Вот она — загвоздка! Матушка, ценившая превыше всего оригинальность, была глубоко неравнодушна к деньгам и наградам. А посему, все свои высказывания о людях искусства и их успехах она дополняла сведениями о рыночной стоимости плодов их творчества. Вот если бы ее друг-романист сподобился получить Пулитцеровскую премию или Национальную книжную премию — а может, и продать права на экранизацию — это было бы нечто. Конечно, она и виду бы не подала, но уважение, граничащее с восхищением, проступало бы сквозь каждую пору ее лица. С другой стороны, смиренно трудиться ради награды было явно не для нее; всякие там полеты духа, открытия, радость творчества… Ничего подобного! Ничего удивительного, что при таком взгляде на жизнь она посвятила себя обойно-драпировочному делу.

И еще: в душе она осталась неисправимой сектанткой, атеисткой и философом.

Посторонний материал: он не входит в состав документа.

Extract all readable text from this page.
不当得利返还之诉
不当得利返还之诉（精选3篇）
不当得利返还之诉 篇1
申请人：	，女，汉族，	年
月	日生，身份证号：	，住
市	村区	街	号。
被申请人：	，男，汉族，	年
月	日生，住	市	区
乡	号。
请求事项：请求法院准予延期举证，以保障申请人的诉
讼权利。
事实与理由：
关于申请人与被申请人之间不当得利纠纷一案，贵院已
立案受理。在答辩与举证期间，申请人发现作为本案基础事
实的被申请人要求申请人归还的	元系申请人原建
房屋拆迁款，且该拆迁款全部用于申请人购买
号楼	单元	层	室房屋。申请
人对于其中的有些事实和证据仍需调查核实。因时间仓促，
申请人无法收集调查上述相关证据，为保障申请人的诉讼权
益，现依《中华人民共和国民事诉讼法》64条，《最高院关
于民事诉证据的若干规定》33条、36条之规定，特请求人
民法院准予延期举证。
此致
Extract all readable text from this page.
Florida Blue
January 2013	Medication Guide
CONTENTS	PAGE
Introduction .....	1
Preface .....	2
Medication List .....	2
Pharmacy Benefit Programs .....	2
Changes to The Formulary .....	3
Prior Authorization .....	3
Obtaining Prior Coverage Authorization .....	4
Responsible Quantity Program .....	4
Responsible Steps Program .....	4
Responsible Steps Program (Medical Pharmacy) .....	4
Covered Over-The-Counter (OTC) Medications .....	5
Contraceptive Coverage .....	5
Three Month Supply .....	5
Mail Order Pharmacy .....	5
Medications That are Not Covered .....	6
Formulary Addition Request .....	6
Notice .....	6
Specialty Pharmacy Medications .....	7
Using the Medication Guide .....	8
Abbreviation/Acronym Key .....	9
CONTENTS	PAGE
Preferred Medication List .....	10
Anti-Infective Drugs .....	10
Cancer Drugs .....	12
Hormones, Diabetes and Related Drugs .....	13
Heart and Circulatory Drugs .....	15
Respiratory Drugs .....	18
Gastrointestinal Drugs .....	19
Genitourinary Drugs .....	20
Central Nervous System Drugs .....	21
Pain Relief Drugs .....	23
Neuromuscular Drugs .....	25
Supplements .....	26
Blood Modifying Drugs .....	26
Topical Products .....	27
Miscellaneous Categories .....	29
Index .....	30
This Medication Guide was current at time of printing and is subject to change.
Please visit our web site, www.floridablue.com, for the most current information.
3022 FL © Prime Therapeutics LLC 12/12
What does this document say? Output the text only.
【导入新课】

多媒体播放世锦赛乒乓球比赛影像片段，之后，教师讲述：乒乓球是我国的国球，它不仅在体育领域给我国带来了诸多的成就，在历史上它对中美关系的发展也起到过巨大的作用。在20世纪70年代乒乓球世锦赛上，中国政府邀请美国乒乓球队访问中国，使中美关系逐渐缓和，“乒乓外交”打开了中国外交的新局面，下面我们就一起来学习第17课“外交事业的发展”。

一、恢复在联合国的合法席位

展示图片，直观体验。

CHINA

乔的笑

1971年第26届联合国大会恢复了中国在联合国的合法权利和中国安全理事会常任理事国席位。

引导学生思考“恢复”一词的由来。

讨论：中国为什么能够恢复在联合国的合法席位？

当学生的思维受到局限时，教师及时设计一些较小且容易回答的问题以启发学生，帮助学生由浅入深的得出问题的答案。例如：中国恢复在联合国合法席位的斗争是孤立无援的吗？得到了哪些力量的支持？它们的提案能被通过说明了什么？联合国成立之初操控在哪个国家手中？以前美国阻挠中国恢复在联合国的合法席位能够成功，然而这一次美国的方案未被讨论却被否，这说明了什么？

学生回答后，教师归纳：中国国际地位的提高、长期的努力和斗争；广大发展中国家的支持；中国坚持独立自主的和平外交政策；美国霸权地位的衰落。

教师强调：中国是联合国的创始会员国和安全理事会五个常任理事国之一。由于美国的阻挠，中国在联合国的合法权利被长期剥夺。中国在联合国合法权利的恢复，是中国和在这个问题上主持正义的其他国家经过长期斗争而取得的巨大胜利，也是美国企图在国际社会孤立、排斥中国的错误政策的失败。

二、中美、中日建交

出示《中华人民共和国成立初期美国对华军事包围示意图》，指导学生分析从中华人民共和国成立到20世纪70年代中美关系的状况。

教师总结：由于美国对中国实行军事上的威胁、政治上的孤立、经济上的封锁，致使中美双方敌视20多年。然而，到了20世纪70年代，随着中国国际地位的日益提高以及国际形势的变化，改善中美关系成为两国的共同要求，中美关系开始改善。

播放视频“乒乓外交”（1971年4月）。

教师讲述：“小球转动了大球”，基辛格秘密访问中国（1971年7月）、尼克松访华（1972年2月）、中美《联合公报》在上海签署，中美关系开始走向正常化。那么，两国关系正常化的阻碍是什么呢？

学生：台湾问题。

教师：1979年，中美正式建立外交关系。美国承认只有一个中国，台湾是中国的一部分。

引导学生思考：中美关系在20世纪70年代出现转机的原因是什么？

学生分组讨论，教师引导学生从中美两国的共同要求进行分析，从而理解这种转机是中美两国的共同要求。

Думаю, что ее убеждения начали формироваться с провинциальной студенческой «лиги искусства», со всеми атрибутами коммунизма, столь характерными для тех дней, но с течением времени и под влиянием достатка и атеросклероза (одно, как вы заметили, частенько сопутствует другому), она развила свои собственные религиозные воззрения, позаимствовав их частично у Роберта Ардри, а частично — у Конрада Лоренца.

Не думаю, что Ардри и Лоренц могли предвидеть, что именно она выжмет из их трудов: некую систему, смахивающую на обновленный вариант Гоббса, в котором запостулировано, что жизнь жестока, расчетлива, кровожадна и очень коротка; а жажда высокого положения, власти и денег — всеобъемлюща; инстинкты, унаследованные от животных, побуждают нас отстаивать территории государств и стремиться к завоеванию новых; а эгоизм, между прочим, есть основной закон жизни («Не пропусти мимо ушей то, что я тебе скажу, Изадора: даже когда люди говорят «альтруизм», они подразумевают тот же эгоизм, только называют его по-другому»).

Как вы понимаете, на основании всего вышеизложенного, я могла вывести своего рода перечень жизненных ориентиров, или, вернее, перечень того, за что мне не стоило браться:

1. Хиппи я быть не могу, потому что мама всегда одевалась, как хиппи (при этом веруя в защиту границ и универсальность войн), чем и набила мне оскомину.

2. Против иудаизма я восстать тоже не могу, потому что восстание вообще не в моем характере.

3. Я не могу поносить свою еврейку-мать, потому что проблема куда глубже еврейского происхождения или материнства.

4. Я не могу быть художником, потому что кто-то будет рисовать лучше меня.

5. Я не могу быть поэтом, потому что кто-то будет писать стихи лучше меня.

6. А кем-либо другим мне стать нельзя, потому что все оставшееся так заурядно.

7. И коммунистом я не могу быть из-за того, что моя мама, в свое время, примазывалась к этому движению.

8. И мятежницей мне не бывать (или, по меньшей мере, парией), выйдя замуж за Беннета потому, что мама подумала бы что это, во всяком случае, не заурядно.

Ну и какие же возможности открывались передо мной? И где найти тот пятый угол, в который я могла бы забиться? Я чувствовала себя, как дети курильщиков, что унаследовали родительское пристрастие, усиленное вдвое. Возможно, я могу отчалить в Европу с Адрианом Гудлавом и вообще не возвращаться назад в Нью-Йорк.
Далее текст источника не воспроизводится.